I've been syncronizing my data since long time, mainly using rsync or unison. Thus I had two 3.5Gb datasets set1 (usb drive, hfs+ partition) and set2 (hdd, ext4 ubuntu 13.04 box) which differed only in 50Mb (new on set1 ). This was double checked using diff -r before doing anything.
I created a git annex repo in direct mode for set2 from command line, and after that I let the assistant scan it. After that created the repo for set1 and added it to the assistant. I think here comes my mistake (I think).
Instead of keeping them apart, at told assistant to sync with set2. Why I think this was a mistake? Because set2 was indexed and set1 no, and I'm seeing a lot of file moving a copying, which in my humble opinion should not happen. What I expected it only the difference to be transferred from set1 to set2. What it seems to be doing is moving away all content in set1, and copying it back from set2. I think it will end correctly, but with a lot of unnecessary and risky operations.
I think I should have independently added both datasets, let them be scanned and then connect to each other. So, now the questions:
- Is that the correct way to proceed?
- What if I have to identical files with different modifying times, I hope they are not synced, right?
- Is it posssible to achieve this behaviour of copying only the 50Mb?
Thanks in advance and keep up the good work. Best regards, Juan
EDIT: a couple of questions more:
- after finishing, set2 ended with a lot of symlinks but only in one subfolder. To prevent this should I put numcopies in 2?
- This data is composed of input datasets and output simulations. Thus, I need to change them often, but not as often as code and in a very partial way (chunks of 50Mb). For me direct mode is the best (or plain git). However, I was wondering, it is possible to drop some files (even in direct mode) and use simlinks instead?
I did something similar for my videos, I've created the repo on one machine add the video files then cloned it on the other machine then reinjected the files in to the cloned repo.
http://joeyh.name/blog/entry/moving_my_email_archives_and_packages_to_git-annex/
If you need to preserve mtimes, or differentiate between files with identical content but different mtimes, neither git nor git-annex is going to do what you want, since git doesn't care about preserving much file metadata.
As far as importing two sets of files on two computers, the best thing to do is import each, and then let the two sync up. Otherwise, when you're running the assistant it will start downloading the first set you import to the second computer, before the second set is added there, and do extra work. Although once the duplicate files from the second set land in the second git repository, the assistant will avoid any additional redundant transfers.
(The assistant never moves files, if both repositories are configured to be in the default client repository group. It only copies.)
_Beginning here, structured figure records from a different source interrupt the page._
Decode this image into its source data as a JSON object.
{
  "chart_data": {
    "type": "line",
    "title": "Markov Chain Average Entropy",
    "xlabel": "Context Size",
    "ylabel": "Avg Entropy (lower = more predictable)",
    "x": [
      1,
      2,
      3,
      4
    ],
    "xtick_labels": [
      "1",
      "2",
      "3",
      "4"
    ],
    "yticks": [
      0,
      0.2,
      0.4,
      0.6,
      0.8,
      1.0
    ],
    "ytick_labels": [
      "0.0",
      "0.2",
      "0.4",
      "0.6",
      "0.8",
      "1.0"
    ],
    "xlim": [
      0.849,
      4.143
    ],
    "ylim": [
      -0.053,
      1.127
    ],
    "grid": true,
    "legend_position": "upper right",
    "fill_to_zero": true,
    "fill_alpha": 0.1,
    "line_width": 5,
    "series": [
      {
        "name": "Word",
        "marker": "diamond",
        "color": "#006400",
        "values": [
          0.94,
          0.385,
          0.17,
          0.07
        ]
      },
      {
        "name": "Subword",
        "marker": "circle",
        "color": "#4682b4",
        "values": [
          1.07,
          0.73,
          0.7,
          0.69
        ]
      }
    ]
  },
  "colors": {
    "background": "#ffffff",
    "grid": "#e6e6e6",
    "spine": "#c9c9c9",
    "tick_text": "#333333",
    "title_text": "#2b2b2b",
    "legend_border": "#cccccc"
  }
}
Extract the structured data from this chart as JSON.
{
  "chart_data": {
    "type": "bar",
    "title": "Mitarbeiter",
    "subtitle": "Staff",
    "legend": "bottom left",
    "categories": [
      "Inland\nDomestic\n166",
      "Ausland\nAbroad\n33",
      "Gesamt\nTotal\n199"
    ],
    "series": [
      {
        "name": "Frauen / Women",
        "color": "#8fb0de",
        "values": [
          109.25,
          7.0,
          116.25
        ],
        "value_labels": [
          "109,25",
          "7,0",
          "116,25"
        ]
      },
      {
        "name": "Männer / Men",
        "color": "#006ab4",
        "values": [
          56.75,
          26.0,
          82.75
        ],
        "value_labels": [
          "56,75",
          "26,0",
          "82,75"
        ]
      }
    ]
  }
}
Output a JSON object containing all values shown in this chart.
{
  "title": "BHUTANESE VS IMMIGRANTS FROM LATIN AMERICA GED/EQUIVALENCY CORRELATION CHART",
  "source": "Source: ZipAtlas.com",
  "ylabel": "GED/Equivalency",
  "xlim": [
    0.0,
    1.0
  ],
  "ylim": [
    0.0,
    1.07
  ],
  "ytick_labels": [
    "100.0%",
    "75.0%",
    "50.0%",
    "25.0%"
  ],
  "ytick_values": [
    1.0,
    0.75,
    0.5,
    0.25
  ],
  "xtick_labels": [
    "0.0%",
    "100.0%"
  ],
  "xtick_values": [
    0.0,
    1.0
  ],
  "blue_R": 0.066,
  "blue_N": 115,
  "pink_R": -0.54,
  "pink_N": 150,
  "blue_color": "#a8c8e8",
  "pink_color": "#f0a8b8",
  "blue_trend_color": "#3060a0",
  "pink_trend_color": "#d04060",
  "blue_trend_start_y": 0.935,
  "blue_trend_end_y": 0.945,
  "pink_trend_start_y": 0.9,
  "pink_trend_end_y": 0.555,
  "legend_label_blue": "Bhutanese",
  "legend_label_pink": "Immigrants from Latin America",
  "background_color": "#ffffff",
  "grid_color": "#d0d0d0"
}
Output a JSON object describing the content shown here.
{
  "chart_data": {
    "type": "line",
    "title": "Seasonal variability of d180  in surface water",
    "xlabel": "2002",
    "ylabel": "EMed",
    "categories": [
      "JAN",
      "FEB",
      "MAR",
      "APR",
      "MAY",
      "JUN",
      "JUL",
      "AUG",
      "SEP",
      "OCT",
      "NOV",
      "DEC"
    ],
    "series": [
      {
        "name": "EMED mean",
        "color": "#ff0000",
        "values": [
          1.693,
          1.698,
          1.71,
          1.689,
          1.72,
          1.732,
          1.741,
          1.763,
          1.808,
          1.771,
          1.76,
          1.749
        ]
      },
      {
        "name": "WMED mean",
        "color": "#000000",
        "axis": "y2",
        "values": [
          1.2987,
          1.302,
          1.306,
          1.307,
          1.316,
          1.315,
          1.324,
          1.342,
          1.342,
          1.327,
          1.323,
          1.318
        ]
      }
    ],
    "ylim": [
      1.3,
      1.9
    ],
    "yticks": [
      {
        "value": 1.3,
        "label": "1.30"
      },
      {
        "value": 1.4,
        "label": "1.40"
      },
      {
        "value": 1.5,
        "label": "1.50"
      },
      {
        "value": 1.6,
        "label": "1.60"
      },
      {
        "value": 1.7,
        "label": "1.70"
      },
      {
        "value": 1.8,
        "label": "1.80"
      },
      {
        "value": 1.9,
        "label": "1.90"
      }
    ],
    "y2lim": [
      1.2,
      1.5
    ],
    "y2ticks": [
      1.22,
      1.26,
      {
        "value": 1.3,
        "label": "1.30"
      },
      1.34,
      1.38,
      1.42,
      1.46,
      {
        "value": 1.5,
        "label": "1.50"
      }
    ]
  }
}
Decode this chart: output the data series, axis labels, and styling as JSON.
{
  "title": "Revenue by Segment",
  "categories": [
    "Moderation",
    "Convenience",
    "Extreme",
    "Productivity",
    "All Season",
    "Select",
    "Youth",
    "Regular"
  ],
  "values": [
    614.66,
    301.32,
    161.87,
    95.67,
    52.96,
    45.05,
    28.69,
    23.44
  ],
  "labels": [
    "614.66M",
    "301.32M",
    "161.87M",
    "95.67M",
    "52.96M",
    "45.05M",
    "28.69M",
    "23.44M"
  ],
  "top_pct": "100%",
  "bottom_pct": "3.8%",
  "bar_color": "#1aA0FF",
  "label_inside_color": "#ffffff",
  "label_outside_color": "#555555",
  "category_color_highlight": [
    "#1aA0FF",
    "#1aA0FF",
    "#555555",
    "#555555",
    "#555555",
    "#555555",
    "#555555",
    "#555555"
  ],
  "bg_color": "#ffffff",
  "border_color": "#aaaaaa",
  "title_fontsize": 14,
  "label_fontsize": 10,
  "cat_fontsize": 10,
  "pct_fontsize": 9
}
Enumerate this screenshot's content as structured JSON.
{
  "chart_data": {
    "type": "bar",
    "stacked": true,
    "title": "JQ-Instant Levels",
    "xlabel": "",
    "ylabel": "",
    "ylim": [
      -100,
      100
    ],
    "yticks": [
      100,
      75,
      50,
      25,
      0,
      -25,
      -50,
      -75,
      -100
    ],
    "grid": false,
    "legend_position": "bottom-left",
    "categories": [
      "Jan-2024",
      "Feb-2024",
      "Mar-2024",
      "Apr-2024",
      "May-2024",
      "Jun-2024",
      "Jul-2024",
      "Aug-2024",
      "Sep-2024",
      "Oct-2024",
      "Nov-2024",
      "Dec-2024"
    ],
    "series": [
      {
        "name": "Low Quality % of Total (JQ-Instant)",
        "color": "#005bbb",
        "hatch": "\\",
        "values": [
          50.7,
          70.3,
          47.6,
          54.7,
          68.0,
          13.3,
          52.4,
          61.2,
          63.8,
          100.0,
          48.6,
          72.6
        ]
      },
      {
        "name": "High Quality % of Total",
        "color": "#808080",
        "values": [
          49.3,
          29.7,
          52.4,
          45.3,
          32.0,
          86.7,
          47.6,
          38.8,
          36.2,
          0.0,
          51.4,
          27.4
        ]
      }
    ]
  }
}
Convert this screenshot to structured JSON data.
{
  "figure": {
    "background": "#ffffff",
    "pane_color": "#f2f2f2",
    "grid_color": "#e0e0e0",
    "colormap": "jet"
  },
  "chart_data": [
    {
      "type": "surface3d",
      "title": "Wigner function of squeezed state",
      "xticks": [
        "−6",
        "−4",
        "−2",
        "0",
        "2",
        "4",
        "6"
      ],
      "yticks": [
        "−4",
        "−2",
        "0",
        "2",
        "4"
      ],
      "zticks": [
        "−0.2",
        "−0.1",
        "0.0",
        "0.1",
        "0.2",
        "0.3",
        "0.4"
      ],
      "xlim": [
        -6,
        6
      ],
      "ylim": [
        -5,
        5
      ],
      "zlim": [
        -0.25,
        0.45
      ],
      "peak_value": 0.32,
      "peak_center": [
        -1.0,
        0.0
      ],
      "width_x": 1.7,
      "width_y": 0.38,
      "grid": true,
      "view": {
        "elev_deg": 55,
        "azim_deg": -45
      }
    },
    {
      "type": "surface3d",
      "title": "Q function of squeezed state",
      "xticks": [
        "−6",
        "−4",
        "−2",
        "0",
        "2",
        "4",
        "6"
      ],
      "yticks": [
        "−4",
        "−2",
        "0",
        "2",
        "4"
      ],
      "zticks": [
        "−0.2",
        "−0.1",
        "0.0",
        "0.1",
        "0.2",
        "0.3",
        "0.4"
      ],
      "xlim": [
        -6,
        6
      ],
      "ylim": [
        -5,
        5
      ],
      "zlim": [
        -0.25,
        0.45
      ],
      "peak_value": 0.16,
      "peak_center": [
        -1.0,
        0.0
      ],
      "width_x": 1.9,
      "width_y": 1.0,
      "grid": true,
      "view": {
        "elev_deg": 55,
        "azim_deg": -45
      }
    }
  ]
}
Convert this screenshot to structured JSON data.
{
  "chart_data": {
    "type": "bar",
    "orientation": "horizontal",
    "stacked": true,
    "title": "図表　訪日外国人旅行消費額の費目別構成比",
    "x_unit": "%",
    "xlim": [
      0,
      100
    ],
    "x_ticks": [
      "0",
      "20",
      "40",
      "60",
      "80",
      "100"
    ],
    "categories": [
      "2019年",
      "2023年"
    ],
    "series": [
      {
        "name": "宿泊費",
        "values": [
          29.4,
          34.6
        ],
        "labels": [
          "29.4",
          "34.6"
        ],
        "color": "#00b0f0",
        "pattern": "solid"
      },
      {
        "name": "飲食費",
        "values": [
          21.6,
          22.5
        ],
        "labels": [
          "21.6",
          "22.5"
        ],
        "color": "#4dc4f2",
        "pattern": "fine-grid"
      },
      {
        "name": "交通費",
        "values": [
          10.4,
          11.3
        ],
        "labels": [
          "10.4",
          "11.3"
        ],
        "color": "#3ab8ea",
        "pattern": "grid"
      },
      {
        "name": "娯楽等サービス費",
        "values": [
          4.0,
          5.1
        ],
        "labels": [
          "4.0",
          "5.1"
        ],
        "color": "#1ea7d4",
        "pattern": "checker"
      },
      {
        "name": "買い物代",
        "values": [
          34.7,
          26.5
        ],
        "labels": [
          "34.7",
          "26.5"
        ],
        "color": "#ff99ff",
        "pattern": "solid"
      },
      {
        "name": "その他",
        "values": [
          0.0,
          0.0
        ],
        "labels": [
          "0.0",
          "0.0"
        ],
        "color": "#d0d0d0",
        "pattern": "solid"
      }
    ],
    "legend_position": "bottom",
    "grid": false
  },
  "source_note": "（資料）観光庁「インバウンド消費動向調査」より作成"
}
I don't understand question #1. "set2 ended with a lot of symlinks but only in one subfolder" doesn't make sense to me, or rather I could interpret it to mean any of dozen things (none of which seem likely)
You can
git annex drop
files in direct mode. However, if you're running the assistant, it will try to get them back. You can configure your repository to be in manual mode to prevent the assistant doing that, or not use the assistant, or configure a preferred content expression to make the assistant do something more custom like not try to get files located in a "olddata" directory.Thanks. It is very clear now. I think I got it running. I have 2 direct mode copies in my ubuntu box and in the USB drive and one indirect in my ultrabook (small SSD). What I meant is that even in direct mode, after sync ended, the set I indexed first ended with the contents of a folder in the .git dir using symlinks. But it might have been a leftover of previous attempts. I think I got confused by the great amount of flexibility it provides. Thanks.